I have to archive a large amount of data off of CDs and DVDs, and I thought it was an interesting problem that people might have useful input on. Here's the setup:
Right now, I was planning on using shutil.copytree to dump the files into a directory, and compare file trees and sizes. Maybe throw in a quick hash, although that will probably slow things down too much.
So my specific questions are:
When you read file by file, you're seeking randomly around the disc, which is a lot slower than a bulk transfer of contiguous data. And, since the fastest CD drives are several dozen times slower than the slowest hard drives (and that's not even counting the speed hit for doing multiple reads on each bad sector for error correction), you want to get the data off the CD as soon as possible.

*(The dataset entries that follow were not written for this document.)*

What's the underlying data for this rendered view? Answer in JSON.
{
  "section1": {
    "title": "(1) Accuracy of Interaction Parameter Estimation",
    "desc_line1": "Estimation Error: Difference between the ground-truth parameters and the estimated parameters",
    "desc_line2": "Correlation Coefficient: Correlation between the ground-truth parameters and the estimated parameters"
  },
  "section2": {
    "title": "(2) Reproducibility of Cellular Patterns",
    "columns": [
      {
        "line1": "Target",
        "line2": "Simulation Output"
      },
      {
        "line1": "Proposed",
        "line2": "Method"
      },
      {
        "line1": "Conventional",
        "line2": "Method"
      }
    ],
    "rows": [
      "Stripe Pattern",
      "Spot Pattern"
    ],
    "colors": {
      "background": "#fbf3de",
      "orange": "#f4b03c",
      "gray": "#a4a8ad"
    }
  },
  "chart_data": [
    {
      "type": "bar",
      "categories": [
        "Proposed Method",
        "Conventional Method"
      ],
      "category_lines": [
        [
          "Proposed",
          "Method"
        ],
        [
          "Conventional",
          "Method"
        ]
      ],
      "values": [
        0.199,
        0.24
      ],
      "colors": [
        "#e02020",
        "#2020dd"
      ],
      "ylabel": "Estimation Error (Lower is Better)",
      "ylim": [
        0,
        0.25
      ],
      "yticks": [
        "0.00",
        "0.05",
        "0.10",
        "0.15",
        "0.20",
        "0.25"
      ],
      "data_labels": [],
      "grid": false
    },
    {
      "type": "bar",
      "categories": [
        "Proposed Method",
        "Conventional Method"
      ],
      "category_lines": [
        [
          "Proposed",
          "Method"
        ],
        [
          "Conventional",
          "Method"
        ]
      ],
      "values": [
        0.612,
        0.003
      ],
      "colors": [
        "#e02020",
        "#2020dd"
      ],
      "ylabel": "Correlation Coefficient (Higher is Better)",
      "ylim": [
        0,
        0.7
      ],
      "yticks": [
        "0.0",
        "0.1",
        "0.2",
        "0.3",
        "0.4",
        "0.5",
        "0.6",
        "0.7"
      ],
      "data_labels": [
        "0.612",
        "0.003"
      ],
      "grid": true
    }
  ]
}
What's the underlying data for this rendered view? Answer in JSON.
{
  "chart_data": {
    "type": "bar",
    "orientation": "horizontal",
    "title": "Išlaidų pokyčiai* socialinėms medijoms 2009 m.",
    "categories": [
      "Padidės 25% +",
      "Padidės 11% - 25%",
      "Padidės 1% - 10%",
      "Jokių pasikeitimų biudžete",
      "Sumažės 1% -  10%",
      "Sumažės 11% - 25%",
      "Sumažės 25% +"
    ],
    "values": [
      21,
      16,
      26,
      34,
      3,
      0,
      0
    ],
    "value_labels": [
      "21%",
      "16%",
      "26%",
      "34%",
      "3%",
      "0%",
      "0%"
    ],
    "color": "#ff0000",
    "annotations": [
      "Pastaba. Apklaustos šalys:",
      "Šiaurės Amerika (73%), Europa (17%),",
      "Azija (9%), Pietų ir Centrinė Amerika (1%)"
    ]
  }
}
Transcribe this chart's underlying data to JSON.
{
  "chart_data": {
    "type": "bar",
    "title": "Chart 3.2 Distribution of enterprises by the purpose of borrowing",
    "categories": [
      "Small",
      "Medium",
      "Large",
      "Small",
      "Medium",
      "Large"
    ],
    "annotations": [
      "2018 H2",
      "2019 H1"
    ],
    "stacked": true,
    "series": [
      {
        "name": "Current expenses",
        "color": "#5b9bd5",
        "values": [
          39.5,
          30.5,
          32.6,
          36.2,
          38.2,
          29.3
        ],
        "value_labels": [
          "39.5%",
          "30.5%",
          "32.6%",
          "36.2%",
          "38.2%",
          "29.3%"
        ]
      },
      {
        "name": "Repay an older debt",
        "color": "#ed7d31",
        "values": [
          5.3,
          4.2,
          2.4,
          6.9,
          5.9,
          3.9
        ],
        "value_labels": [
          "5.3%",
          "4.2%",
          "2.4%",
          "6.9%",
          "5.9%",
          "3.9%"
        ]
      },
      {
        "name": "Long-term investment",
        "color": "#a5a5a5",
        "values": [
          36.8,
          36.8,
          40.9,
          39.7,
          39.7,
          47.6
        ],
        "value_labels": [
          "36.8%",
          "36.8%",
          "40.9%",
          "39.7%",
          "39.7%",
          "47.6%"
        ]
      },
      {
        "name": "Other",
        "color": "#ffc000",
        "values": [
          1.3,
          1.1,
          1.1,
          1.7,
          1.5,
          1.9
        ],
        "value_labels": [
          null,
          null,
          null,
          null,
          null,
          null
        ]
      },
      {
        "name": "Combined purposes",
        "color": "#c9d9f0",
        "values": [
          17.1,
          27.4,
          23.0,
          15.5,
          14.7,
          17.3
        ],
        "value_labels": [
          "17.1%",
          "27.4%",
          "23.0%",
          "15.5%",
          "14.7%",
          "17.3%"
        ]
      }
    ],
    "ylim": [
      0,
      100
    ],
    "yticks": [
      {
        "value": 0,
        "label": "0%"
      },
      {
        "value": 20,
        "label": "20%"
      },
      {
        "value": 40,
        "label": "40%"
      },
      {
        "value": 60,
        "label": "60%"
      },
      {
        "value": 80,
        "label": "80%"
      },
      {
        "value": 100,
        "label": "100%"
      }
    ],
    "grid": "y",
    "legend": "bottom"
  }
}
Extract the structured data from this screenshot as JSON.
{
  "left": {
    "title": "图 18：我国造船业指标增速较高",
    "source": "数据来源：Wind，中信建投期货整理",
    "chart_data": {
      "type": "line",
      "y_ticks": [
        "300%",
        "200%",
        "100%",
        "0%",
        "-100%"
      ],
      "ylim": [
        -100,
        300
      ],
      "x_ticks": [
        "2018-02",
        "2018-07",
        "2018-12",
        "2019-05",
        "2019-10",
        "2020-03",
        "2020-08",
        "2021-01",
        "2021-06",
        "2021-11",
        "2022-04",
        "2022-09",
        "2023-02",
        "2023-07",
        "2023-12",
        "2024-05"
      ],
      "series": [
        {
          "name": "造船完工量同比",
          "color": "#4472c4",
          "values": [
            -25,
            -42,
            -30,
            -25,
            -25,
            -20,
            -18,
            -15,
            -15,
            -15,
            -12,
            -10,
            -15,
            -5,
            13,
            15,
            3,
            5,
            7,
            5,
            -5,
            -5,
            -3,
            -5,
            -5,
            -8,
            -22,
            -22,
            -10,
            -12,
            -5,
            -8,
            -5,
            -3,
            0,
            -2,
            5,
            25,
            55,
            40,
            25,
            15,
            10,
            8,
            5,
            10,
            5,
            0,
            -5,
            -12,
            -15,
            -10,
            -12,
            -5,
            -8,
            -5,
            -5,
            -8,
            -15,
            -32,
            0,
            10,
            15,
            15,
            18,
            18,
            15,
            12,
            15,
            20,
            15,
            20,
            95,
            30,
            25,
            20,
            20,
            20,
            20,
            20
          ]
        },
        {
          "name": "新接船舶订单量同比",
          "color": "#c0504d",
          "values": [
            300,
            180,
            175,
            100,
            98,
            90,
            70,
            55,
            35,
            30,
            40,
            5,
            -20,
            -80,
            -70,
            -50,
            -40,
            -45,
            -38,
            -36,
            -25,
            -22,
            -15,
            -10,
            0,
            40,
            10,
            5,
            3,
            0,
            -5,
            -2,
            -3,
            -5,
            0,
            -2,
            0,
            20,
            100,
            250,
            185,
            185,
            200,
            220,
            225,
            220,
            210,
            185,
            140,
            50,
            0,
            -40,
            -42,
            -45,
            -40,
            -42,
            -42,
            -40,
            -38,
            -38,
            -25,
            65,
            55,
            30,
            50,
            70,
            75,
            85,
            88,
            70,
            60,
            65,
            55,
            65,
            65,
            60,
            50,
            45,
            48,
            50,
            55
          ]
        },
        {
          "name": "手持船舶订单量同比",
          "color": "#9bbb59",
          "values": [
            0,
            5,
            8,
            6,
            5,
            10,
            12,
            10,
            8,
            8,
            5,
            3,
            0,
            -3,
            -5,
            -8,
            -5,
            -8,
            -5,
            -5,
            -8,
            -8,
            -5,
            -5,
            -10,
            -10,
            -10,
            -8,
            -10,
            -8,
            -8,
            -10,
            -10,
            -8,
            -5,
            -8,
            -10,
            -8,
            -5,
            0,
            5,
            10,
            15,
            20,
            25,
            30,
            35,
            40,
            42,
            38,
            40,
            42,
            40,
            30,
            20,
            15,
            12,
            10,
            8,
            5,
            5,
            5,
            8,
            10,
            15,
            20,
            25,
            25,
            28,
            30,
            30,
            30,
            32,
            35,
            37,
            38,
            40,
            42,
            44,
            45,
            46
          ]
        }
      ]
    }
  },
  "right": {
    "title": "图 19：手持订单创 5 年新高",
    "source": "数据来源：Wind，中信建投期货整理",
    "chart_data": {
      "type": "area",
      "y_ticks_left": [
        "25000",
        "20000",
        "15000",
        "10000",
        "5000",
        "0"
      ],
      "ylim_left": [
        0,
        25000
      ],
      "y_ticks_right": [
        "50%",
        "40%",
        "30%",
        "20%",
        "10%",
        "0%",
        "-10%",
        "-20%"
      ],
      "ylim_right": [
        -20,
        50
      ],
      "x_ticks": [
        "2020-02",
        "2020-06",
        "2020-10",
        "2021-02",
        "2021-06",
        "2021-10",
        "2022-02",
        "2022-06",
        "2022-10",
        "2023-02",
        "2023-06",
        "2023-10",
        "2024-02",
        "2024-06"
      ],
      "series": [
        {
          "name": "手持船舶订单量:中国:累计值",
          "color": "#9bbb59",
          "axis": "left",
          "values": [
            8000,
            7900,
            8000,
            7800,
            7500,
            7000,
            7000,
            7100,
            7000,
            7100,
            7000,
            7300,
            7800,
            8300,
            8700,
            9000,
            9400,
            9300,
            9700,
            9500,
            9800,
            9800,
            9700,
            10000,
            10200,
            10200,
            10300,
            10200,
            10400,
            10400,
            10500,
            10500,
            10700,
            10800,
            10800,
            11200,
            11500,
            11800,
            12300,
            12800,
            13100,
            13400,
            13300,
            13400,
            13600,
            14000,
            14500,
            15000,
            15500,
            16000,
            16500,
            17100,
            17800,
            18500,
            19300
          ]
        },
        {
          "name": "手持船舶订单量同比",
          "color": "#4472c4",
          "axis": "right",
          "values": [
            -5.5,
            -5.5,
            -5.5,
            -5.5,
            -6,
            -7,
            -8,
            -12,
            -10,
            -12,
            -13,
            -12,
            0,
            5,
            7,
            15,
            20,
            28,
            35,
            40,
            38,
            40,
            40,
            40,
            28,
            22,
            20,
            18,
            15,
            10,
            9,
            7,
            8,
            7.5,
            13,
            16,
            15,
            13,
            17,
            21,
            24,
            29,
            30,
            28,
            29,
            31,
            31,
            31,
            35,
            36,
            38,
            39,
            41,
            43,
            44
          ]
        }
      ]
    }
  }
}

Also, of course, having an archive as a .iso file or similar means that, if you improve your software later, you can re-scan the filesystem without needing to dig out the CD again (which may have further degraded in storage).
Meanwhile, trying to recovering damaged CDs, and damaged filesystems, is a lot more complicated than you'd expect.
So, here's what I'd do:
Block-copy the discs directly to .iso files (whether in Python, or with dd
), and log all the ones that fail.
Hash the .iso files, not the filesystems. If you really need to hash the filesystems, keep in mind that the common optimization of compression the data before hashing (that is, tar czf - | shasum
instead of just tar cf - | shasum
) usually slows things down, even for easily-compressable data—but you might as well test it both ways on a couple discs. If you need your verification to be legally useful you may have to use a timestamped signature provided by an online service, instead, in which case compressing probably will be worthwhile.
For each successful .iso file, mount it and use basic file copy operations (whether in Python, or with standard Unix tools), and again log all the ones that fail.
Get a free or commercial CD recovery tool like IsoBuster (not an endorsement, just the first one that came up in a search, although I have used it successfully before) and use it to manually recover all of the damaged discs.
You can do a lot of this work in parallel—when each block copy finishes, kick off the filesystem dump in the background while you're block-copying the next drive.
Finally, if you've got 1500 discs to recover, you might want to invest in a DVD jukebox or auto-loader. I'm guessing new ones are still pretty expensive, but there must be people out there selling older ones for a lot cheaper. (From a quick search online, the first thing that came up was $2500 new and $240 used…)